Visuels : Georg Baselitz, Die großen Freunde (Les Grands Amis), 1965. Huile sur toile, 252 × 301.5 cm. Museum Ludwig, Cologne. Don de la collection Ludwig, 1994 © Georg Baselitz 2021. Debout dans un champ de ruines, un drapeau rouge rapiécé gisant à leurs pieds, ce couple de survivants blessés incapables de se prendre par la main symbolise la division tragique de l’Allemagne d’après-guerre.
Georg Baselitz, In der Tasse gelesen, das heitere Gelb (Lu dans la tasse, le jaune enjoué), 2010. Huile sur toile, 270 × 207 cm. Collection particulière, Hong Kong © Georg Baselitz 2021. Plongé dans ses souvenirs et dans la réinterprétation de ses anciens tableaux, Baselitz reprend ici le premier double autoportrait qu’il peint de lui et sa femme en 1975, intitulé Schlafzimmer (Chambre à coucher).

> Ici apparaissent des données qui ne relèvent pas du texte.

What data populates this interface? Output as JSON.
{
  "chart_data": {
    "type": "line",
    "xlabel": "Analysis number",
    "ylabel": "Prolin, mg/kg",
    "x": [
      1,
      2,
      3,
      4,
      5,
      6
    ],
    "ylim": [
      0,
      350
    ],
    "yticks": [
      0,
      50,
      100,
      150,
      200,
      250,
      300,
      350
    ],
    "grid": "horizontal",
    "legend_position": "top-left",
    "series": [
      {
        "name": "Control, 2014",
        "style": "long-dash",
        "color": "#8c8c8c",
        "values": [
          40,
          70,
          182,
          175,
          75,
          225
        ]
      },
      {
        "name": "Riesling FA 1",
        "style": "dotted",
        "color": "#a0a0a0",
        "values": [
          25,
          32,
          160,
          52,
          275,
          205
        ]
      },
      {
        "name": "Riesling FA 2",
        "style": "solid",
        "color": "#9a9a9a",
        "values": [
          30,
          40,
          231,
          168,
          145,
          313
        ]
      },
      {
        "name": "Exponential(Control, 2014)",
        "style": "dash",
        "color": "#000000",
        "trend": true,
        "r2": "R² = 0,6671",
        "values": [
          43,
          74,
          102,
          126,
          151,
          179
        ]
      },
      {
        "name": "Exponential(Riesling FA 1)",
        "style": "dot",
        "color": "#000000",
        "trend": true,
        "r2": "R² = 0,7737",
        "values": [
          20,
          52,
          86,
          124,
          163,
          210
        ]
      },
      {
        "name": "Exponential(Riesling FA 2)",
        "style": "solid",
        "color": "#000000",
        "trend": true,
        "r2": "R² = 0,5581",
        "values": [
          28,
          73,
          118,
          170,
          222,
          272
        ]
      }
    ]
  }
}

Alors que le tableau de 1975 représentait le couple nu, assis dans une posture souple, dans des couleurs pures et vives, ici, les deux amants semblent vieillis et fatigués.
Portrait de Georg Baselitz, 21 octobre 2021. Centre Pompidou.
Visuel vignette et page d’accueil : Die Mädchen von Olmo II (Les Filles d’Olmo II), 1981. Huile sur toile, 250 × 249 cm. Musée national d’art moderne, Centre Pompidou, Paris.
Photos L’Agora des Arts

Archives expo à Paris

Visuels de l'artiste
Infos pratiques

Du 20 octobre 2021 au 7 mars 2022
Centre Pompidou
Tous les jours de 11h à 21h, sauf le mardi
Tarifs : 14 € / 11 € / Gratuit - de 18 ans
www.centrepompidou.fr


A noter : Pendant toute la durée de l’exposition « Baselitz – La rétrospective » présentée au Centre Pompidou, la sculpture de Georg Baselitz, « Zero Dom » (2020), haute de 9 mètres, restera installée devant l’Académie des beaux-arts, sur le parvis de l’Institut de France (Paris VIe).